Magazine Asie
Derrière la baie vitrée, un cimetière de pétales blanc et rosée est apparu en une nuit. Les dépouilles gisent par dizaine sur les lattes encore mouillées du bois grisé de la terrasse. Au soleil du matin, tout brille. En contrebas, dans l’impasse, les détritus repoussés par les bourrasques de la nuit s’amoncellent. Les pavés, blasés, ont l’habitude. À chaque coup de vent, c’est la même ritournelle. Les saletés du monde s’entassent ici, sans personne pour oser les ramasser. Je me houspille intérieurement, culpabilise, et pourtant, je n’ai jamais le courage de descendre avec un sac pour collecter. La consolation cependant vient des flaques d’eau sur les pavés. Plus loin, dans la rue où les voitures reprennent le pouvoir, l’orage aura lavé l’odeur d’urine rance. Dans les caniveaux, masques en papier et gants en plastique prennent le relais des mégots, espèce en voie d’extinction depuis plus de cinquante jours.
En attentant que leurs voisins humains ne s’agglutinent au comptoir pour le même rituel, les oiseaux viennent boire leur coup à l’eau débordante des coupelles des jardinières. Pauvres ignorants, bientôt, la ville ne sera plus à vous. Vos concerts journaliers s’éteindront, étouffés dans les klaxons et les pétarade des scooters. Les autres habitants des parcs perdront leur quiétude et l’amour sera, comme à chaque printemps, furtif et risqué. Les nuisibles, comme on les qualifie, retourneront à la nuit et aux interstices.
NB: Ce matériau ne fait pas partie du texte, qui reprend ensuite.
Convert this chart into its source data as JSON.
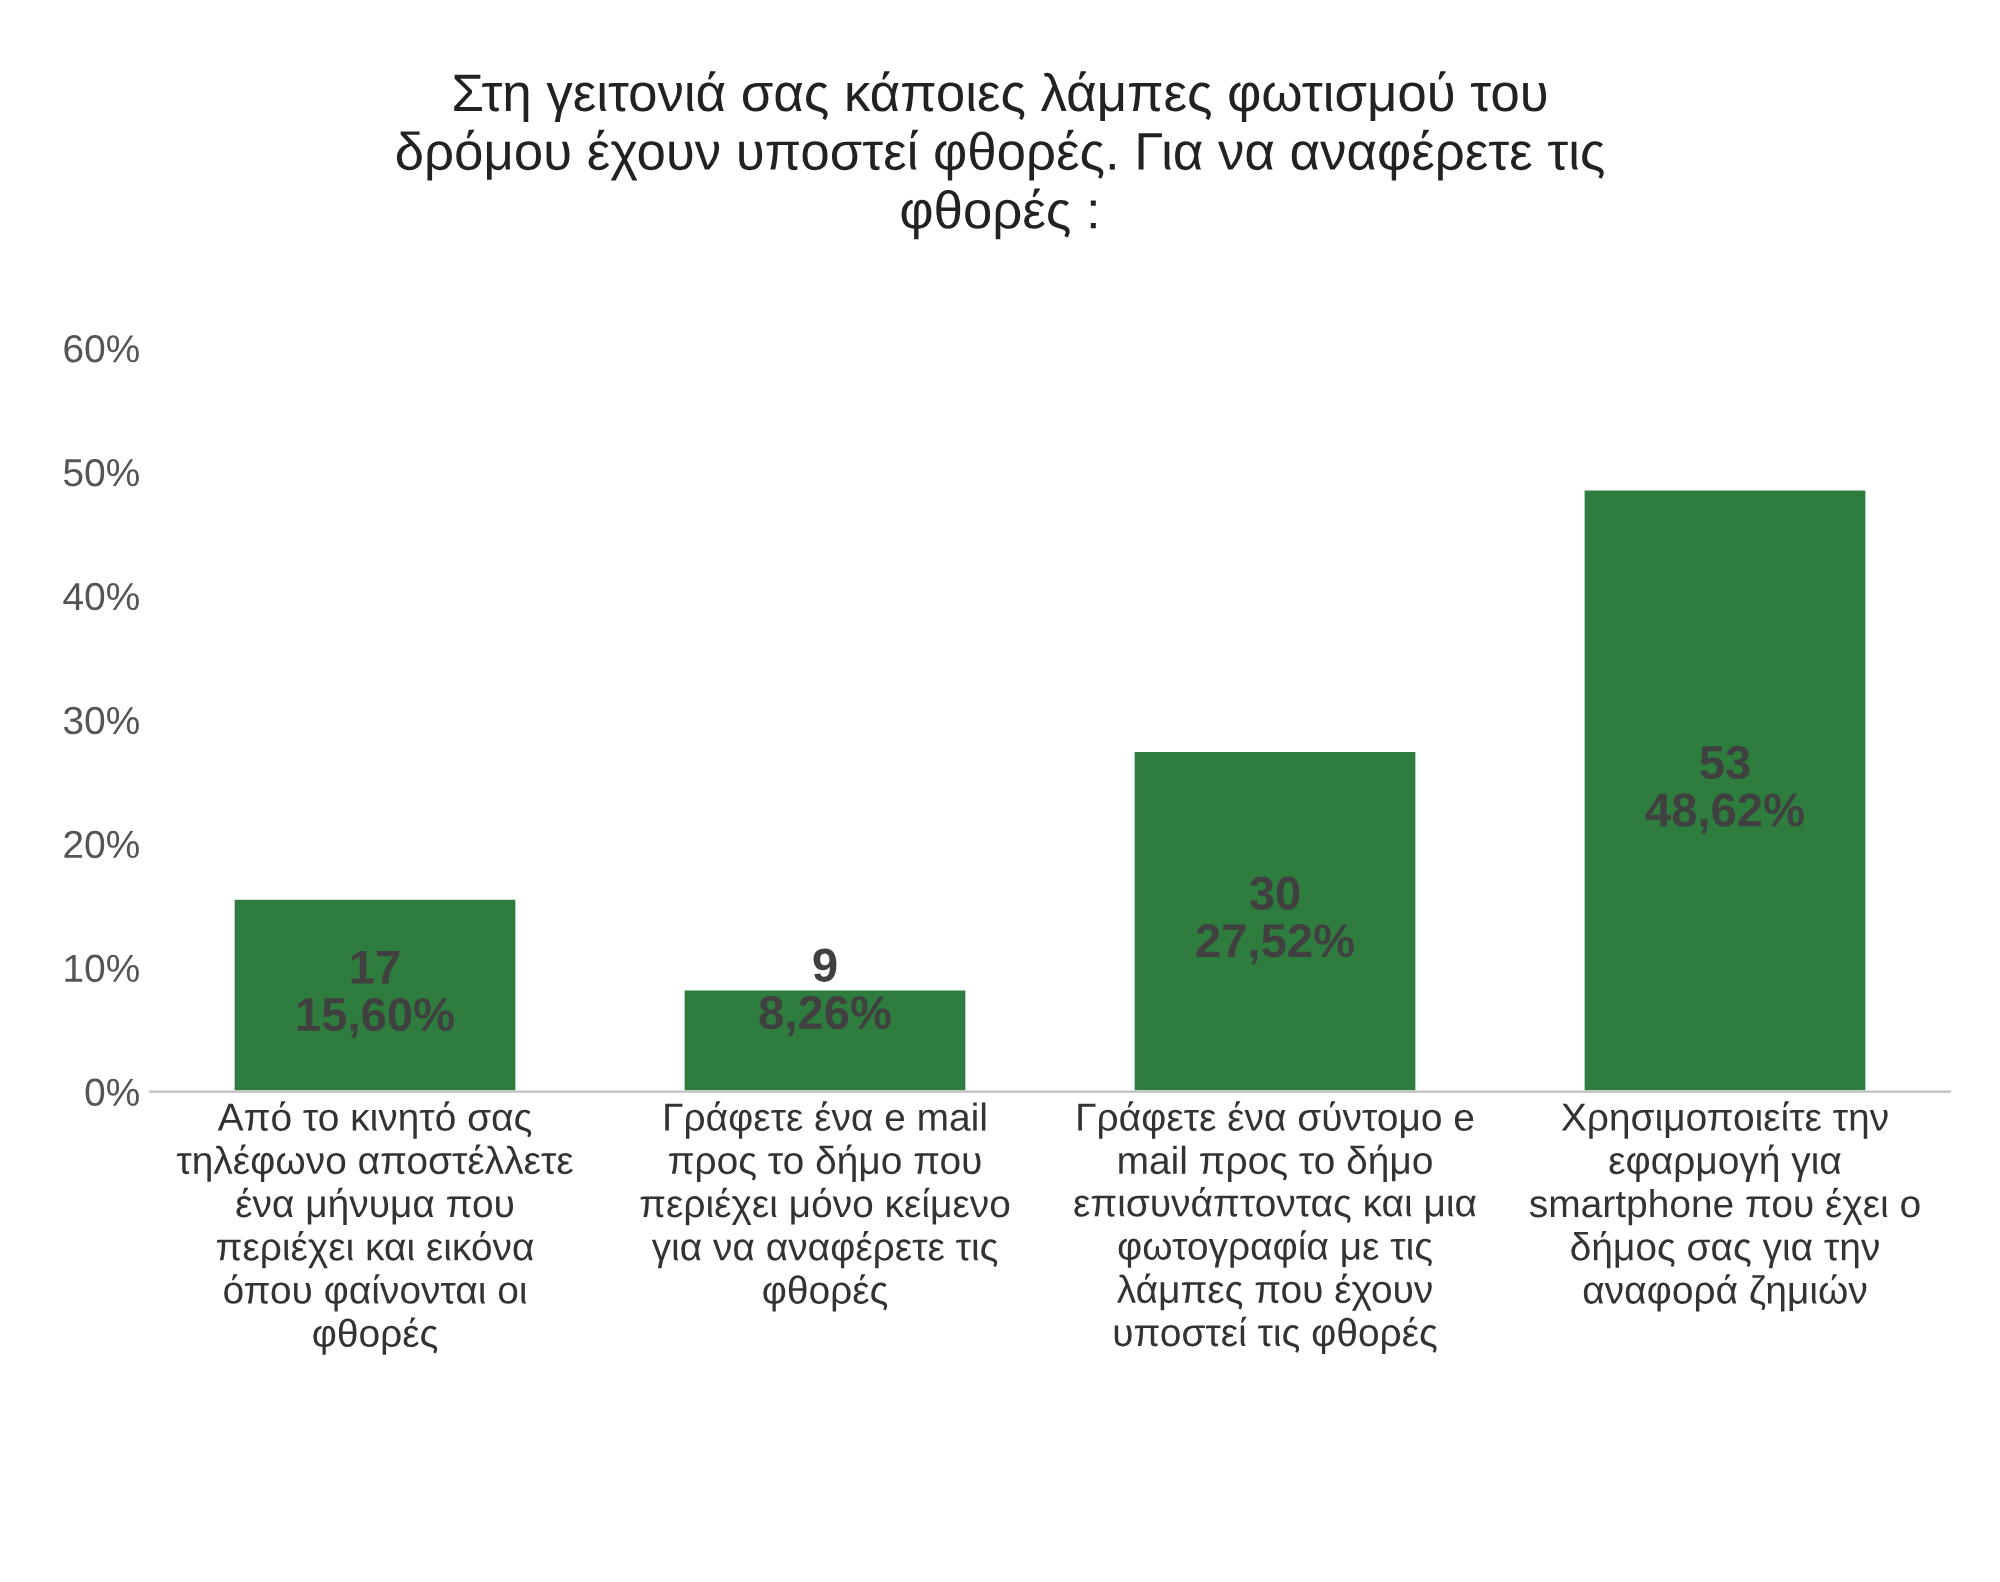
{
  "chart_data": {
    "type": "bar",
    "title": "Στη γειτονιά σας κάποιες λάμπες φωτισμού του δρόμου έχουν υποστεί φθορές. Για να αναφέρετε τις φθορές :",
    "categories": [
      "Από το κινητό σας τηλέφωνο αποστέλλετε ένα μήνυμα που περιέχει και εικόνα όπου φαίνονται οι φθορές",
      "Γράφετε ένα e mail προς το δήμο που περιέχει μόνο κείμενο για να αναφέρετε τις φθορές",
      "Γράφετε ένα σύντομο e mail προς το δήμο επισυνάπτοντας και μια φωτογραφία με τις λάμπες που έχουν υποστεί τις φθορές",
      "Χρησιμοποιείτε την εφαρμογή για smartphone που έχει ο δήμος σας για την αναφορά ζημιών"
    ],
    "values": [
      15.6,
      8.26,
      27.52,
      48.62
    ],
    "value_labels": [
      "17\n15,60%",
      "9\n8,26%",
      "30\n27,52%",
      "53\n48,62%"
    ],
    "color": "#2e7d3f",
    "ylim": [
      0,
      60
    ],
    "yticks": [
      {
        "value": 0,
        "label": "0%"
      },
      {
        "value": 10,
        "label": "10%"
      },
      {
        "value": 20,
        "label": "20%"
      },
      {
        "value": 30,
        "label": "30%"
      },
      {
        "value": 40,
        "label": "40%"
      },
      {
        "value": 50,
        "label": "50%"
      },
      {
        "value": 60,
        "label": "60%"
      }
    ],
    "grid": false,
    "legend": false
  }
}
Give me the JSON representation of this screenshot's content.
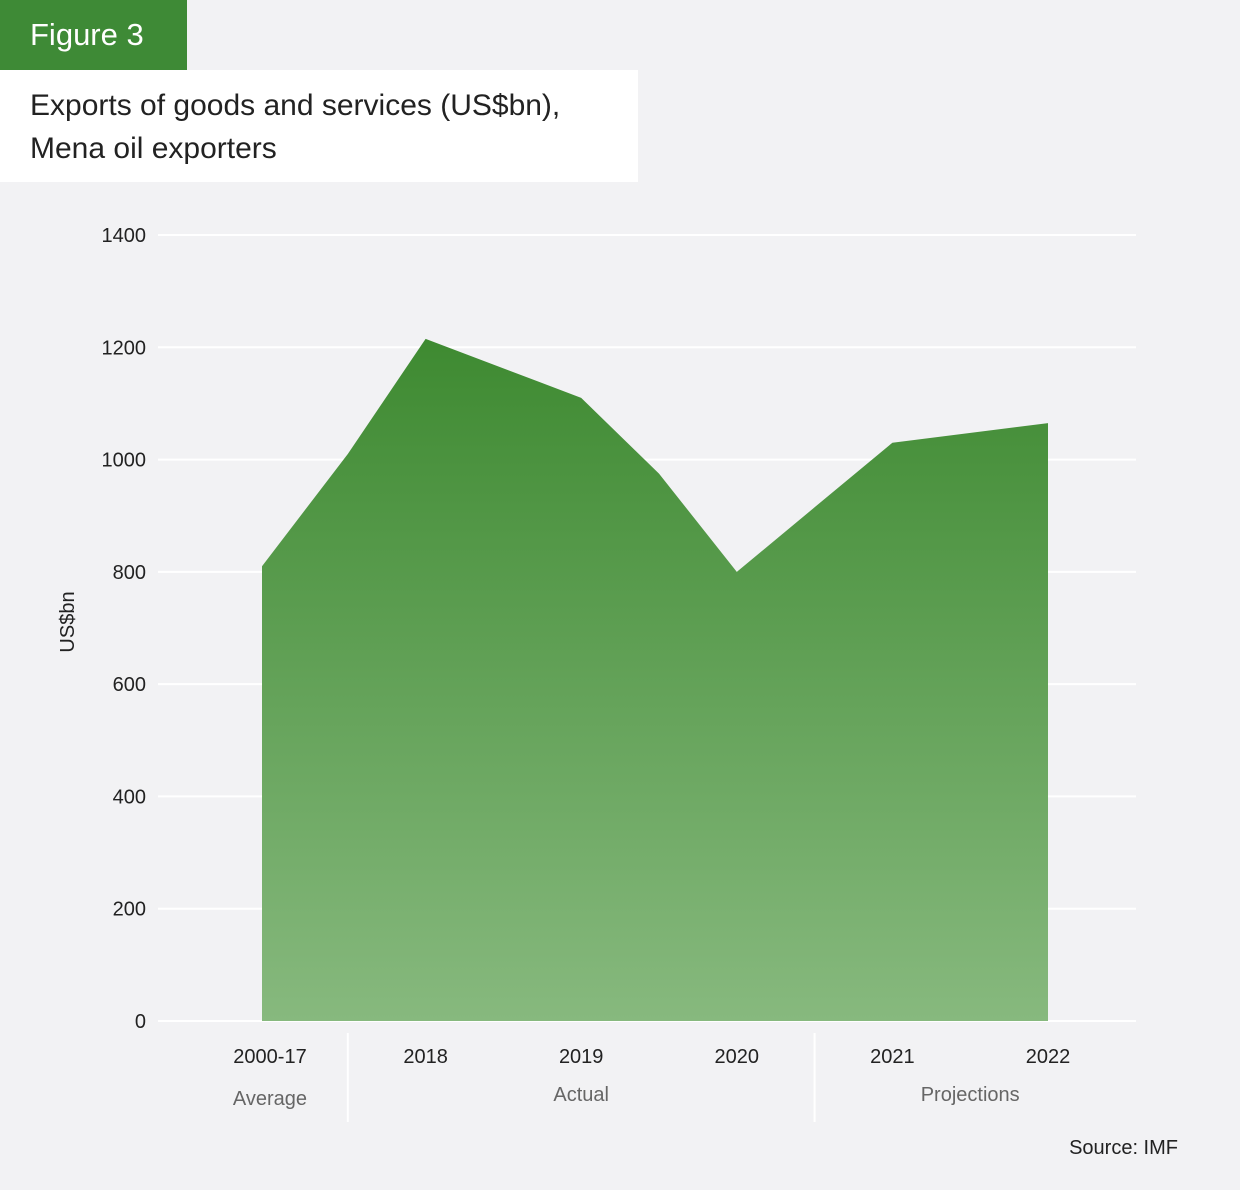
{
  "figure_label": "Figure 3",
  "title_line1": "Exports of goods and services (US$bn),",
  "title_line2": "Mena oil exporters",
  "source": "Source: IMF",
  "colors": {
    "accent": "#3e8a36",
    "area_top": "#3e8a31",
    "area_bottom": "#87b97e",
    "background": "#f2f2f4"
  },
  "chart_data": {
    "type": "area",
    "ylabel": "US$bn",
    "ylim": [
      0,
      1400
    ],
    "yticks": [
      0,
      200,
      400,
      600,
      800,
      1000,
      1200,
      1400
    ],
    "grid": true,
    "categories": [
      "2000-17",
      "2018",
      "2019",
      "2020",
      "2021",
      "2022"
    ],
    "groups": [
      {
        "label": "Average",
        "categories": [
          "2000-17"
        ]
      },
      {
        "label": "Actual",
        "categories": [
          "2018",
          "2019",
          "2020"
        ]
      },
      {
        "label": "Projections",
        "categories": [
          "2021",
          "2022"
        ]
      }
    ],
    "points": [
      {
        "x": 0,
        "y": 810
      },
      {
        "x": 0.5,
        "y": 1010
      },
      {
        "x": 1,
        "y": 1215
      },
      {
        "x": 2,
        "y": 1110
      },
      {
        "x": 2.5,
        "y": 975
      },
      {
        "x": 3,
        "y": 800
      },
      {
        "x": 3.5,
        "y": 915
      },
      {
        "x": 4,
        "y": 1030
      },
      {
        "x": 5,
        "y": 1065
      }
    ]
  }
}
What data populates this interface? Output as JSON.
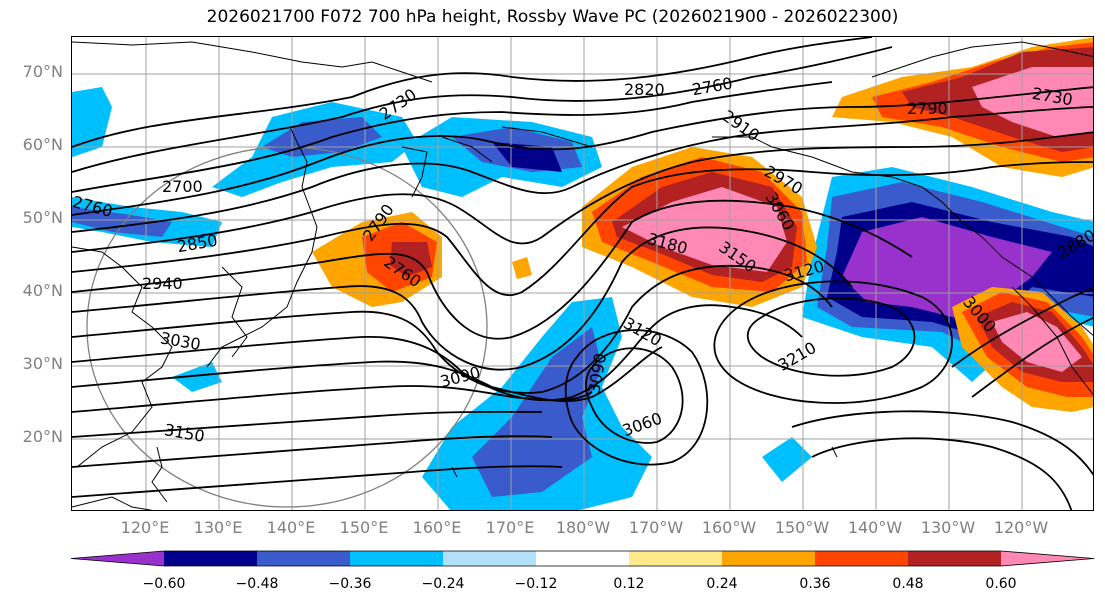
{
  "title": "2026021700 F072 700 hPa height, Rossby Wave PC (2026021900 - 2026022300)",
  "lat_labels": [
    "70°N",
    "60°N",
    "50°N",
    "40°N",
    "30°N",
    "20°N"
  ],
  "lon_labels": [
    "120°E",
    "130°E",
    "140°E",
    "150°E",
    "160°E",
    "170°E",
    "180°W",
    "170°W",
    "160°W",
    "150°W",
    "140°W",
    "130°W",
    "120°W"
  ],
  "contour_labels": [
    "2700",
    "2730",
    "2760",
    "2820",
    "2760",
    "2910",
    "2970",
    "2790",
    "2730",
    "2880",
    "2760",
    "2850",
    "2940",
    "3030",
    "3090",
    "3150",
    "2790",
    "2760",
    "3180",
    "3150",
    "3060",
    "3120",
    "3120",
    "3090",
    "3060",
    "3210",
    "3000"
  ],
  "colorbar": {
    "colors": [
      "#9932cc",
      "#00008b",
      "#3a5bcc",
      "#00bfff",
      "#b0e0fa",
      "#ffffff",
      "#ffe98a",
      "#ffa500",
      "#ff4500",
      "#b22222",
      "#ff88b4"
    ],
    "labels": [
      "−0.60",
      "−0.48",
      "−0.36",
      "−0.24",
      "−0.12",
      "0.12",
      "0.24",
      "0.36",
      "0.48",
      "0.60"
    ]
  },
  "colors": {
    "land_outline": "#000000",
    "grid": "#a0a0a0",
    "axis_labels": "#808080"
  }
}
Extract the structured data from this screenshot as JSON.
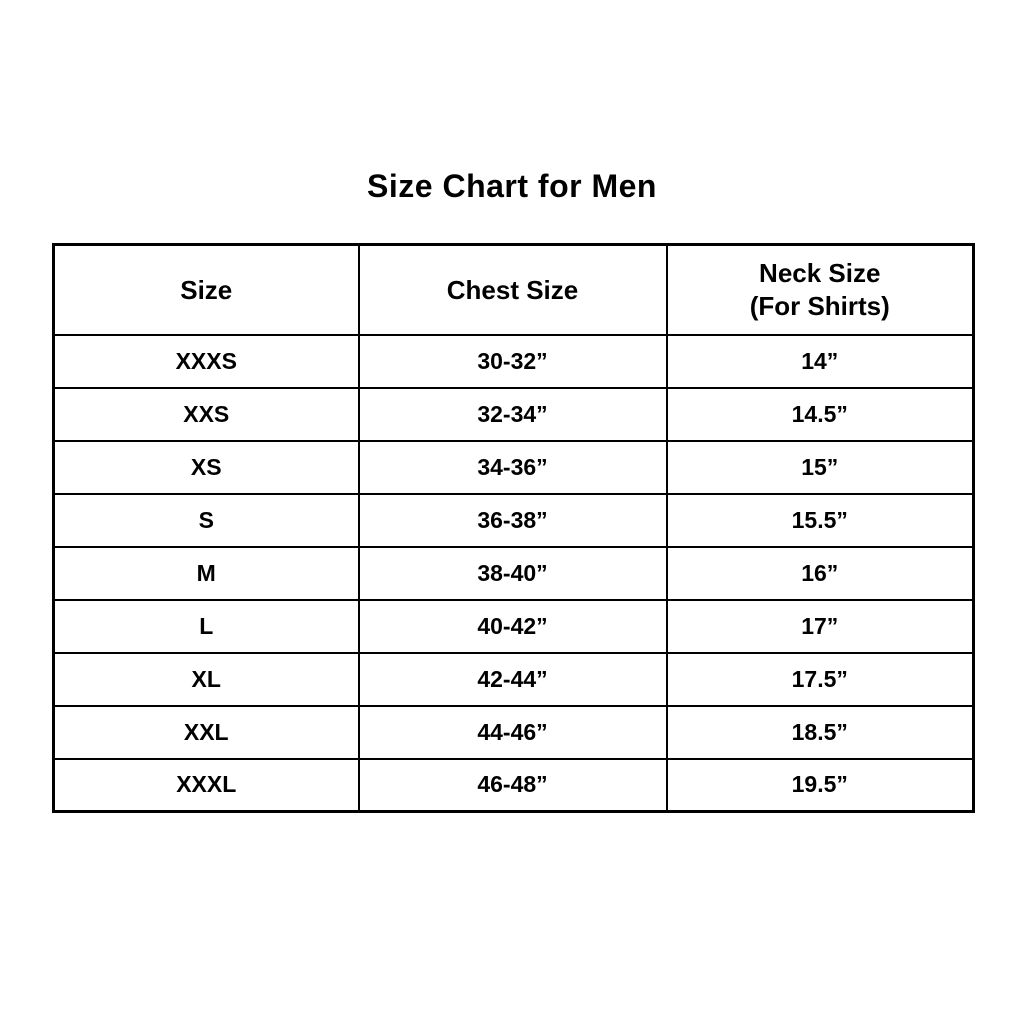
{
  "title": "Size Chart for Men",
  "colors": {
    "background": "#ffffff",
    "border": "#000000",
    "text": "#000000"
  },
  "chart_data": {
    "type": "table",
    "title": "Size Chart for Men",
    "headers": [
      {
        "label": "Size",
        "sublabel": ""
      },
      {
        "label": "Chest Size",
        "sublabel": ""
      },
      {
        "label": "Neck Size",
        "sublabel": "(For Shirts)"
      }
    ],
    "rows": [
      [
        "XXXS",
        "30-32”",
        "14”"
      ],
      [
        "XXS",
        "32-34”",
        "14.5”"
      ],
      [
        "XS",
        "34-36”",
        "15”"
      ],
      [
        "S",
        "36-38”",
        "15.5”"
      ],
      [
        "M",
        "38-40”",
        "16”"
      ],
      [
        "L",
        "40-42”",
        "17”"
      ],
      [
        "XL",
        "42-44”",
        "17.5”"
      ],
      [
        "XXL",
        "44-46”",
        "18.5”"
      ],
      [
        "XXXL",
        "46-48”",
        "19.5”"
      ]
    ]
  }
}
Après l’orage, le mois de mai jolie s’autorise une grande inspiration.
L’air soudain frais s’alourdit à mesure que le silence s’évapore. De la buée sur mes lentilles de contact et une démangeaison derrière mes oreilles. Je songe aux forêts. Aux déserts. À la liberté de la plume.
J’entame un nouveau cahier, un nouveau projet.